Shares in ThyssenKrupp also surged, up 5.3 percent after the German steelmaker posted its first quarterly net profit in two years - beating analyst estimates - and raised its forecast for full-year operating profit.

"The current environment is pretty good for industrials and their shares are likely to perform well going forward," said Christian Stocker, equity strategist at UniCredit (Berlin: CRIH.BE - news) in Munich.

"We are overweight the sector as capital expenditure by industrial companies in Europe is increasing.
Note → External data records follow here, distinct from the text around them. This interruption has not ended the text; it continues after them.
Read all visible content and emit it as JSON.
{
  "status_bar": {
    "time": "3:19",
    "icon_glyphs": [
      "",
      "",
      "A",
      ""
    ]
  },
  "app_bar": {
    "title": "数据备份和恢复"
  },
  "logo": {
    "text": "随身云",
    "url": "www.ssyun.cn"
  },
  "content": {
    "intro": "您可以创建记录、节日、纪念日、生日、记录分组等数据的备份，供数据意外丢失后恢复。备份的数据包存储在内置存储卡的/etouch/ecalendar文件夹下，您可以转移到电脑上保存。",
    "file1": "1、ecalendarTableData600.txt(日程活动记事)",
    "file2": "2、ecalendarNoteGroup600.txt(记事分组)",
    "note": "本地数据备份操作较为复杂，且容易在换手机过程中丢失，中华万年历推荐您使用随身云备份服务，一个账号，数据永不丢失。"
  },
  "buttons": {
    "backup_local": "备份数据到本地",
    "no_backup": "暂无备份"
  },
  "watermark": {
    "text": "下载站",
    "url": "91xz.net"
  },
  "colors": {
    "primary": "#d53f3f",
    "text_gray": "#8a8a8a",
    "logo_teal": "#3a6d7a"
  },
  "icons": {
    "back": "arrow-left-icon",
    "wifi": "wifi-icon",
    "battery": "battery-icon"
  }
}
Recent earnings results have also reflected that trend."

Airbus and ThyssenKrupp helped the STOXX Europe 600 industrial goods and services sector to advance 0.9 percent, the top sectoral gainer in Europe.

Roughly three quarters of the way into the European earnings season, STOXX 600 companies have posted on average a 2.5 percent rise in profits and a 0.7 percent rise in revenues, according to data from Thomson Reuters StarMine. That has fuelled hopes of a long-awaited rebound in corporate profits this year.

"This first-quarter earnings season reflects the recovery in the macroeconomic landscape and, although it's moderate, the negative currency impact seems lower than in the previous quarter," said Joffrey Ouafqa, a fund manager at Convictions AM in Paris.

"If the macro recovery is confirmed, company results and share prices will follow. That's what the market needs at this point because stocks are trading at fair value now."

At 1343 GMT, the FTSEurofirst 300 index of top European shares was up 0.2 percent at 1,366,75 points after rising to a high of 1,369.04, a level not seen since May 2008, while the UK's FTSE 100 hit a 14-year high.

Traders said sentiment was lifted by a report saying Germany's Bundesbank would support a European Central Bank rate cut if one was needed. It would also back other measures such as negative rates on bank deposits and purchases of packaged bank loans to keep inflation from staying too low.

PROFIT-TAKING IN PERIPHERY

Despite the overall rally on Tuesday, investors booked profits on shares in peripheral euro zone markets such as Italy, Portugal and Ireland (Other OTC: IRLD - news) which have outperformed strongly since the start of the year.

Italy's FTSE MIB and Portugal's PSI 20 were both down 0.8 percent. The two indexes are up 13 percent and 12 percent year-to-date respectively, strongly outpacing the FTSEurofirst 300, up 3.8 percent over the same period.

"It's been an amazing run so far this year for Italian stocks," said Riccardo Designori, market analyst at Brown Editore in Milan. "But now there are worries in Italy about potential changes to the level of taxation on capital gains and a lot of people are quietly booking profits just in case, so the rally might stall."

Among individual movers, shares in British low-cost airline easyJet, which have risen around 50 percent in the past year, dropped 4 percent after disappointing some analysts by breaking a recent trend of upgrading forecasts.